'Fat Gene' Discovered? IRX3 May Be Driving Factor Behind Obesity, Excessive Weight Gain
New research suggests that the gene IRX3 is the driving genetic factor behind obesity, illuminating a potential drug target of the condition that currently affects a third of American adults.
Dr. Marcelo Nobrega, a researcher at the University of Chicago and senior author of the new study, said that the findings also refine the prevailing scientific understanding of the gene FTO — an earlier “fat gene” candidate. “Our data strongly suggest that IRX3 controls body mass and regulates body composition,” he explained. “Any association between FTO and obesity appears due to the influence of IRX3.”
The study, which is published in the journal Nature, used mouse models with the IRX3 gene knocked out. Nobrega and his colleagues found that these mice were significantly leaner compared to mice who had the gene, weighing about 30 percent less on average. The lower weight was mainly the result of less fat tissue.

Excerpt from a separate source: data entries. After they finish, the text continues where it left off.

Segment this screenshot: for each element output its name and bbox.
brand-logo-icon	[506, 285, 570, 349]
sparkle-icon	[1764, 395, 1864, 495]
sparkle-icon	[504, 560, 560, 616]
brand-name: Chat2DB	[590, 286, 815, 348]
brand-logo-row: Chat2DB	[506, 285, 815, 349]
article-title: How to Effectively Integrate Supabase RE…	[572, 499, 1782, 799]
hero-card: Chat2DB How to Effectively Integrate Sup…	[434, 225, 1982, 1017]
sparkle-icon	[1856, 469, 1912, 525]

Additionally, a more thorough analysis revealed that the knockout mice had smaller fat cells and increased levels of so-called brown fat — that is, fat tissue capable of burning calories. “These mice are thin,” co-author Chin-Chung Hui explained. “They lose weight primarily through the loss of fat.
“They are also completely resistant to high-fat diet-induced obesity,” he added. “They have much better ability to handle glucose, and seem protected against diabetes.”
Fighting the Obesity Epidemic
The Centers for Disease Control and Prevention estimates that obesity now affects one-third of U.S. adults. The metabolic disease has been associated with a heightened risk of developing a range of other conditions, including heart disease, stroke, type 2 diabetes, and certain cancers. The agency estimates that the annual medical cost of the epidemic is $147 billion.
Nobrega’s study is the latest in an ever-growing series of attempts to identify a biological basis of obesity and excessive weight gain in general. Another example is a study from last year, in which researchers from Charité-University Medicine in Berlin linked the condition to a faulty "appetite hormone." Health experts hope that these efforts will lead to new, more effective treatments.
“IRX3 is probably a master regulator of genetic programs in the cells where it is expressed,” Nobrega said. “We’re interested in what its targets are and what they alter. The goal is to identify downstream targets of IRX3 that become models for drug targeting.”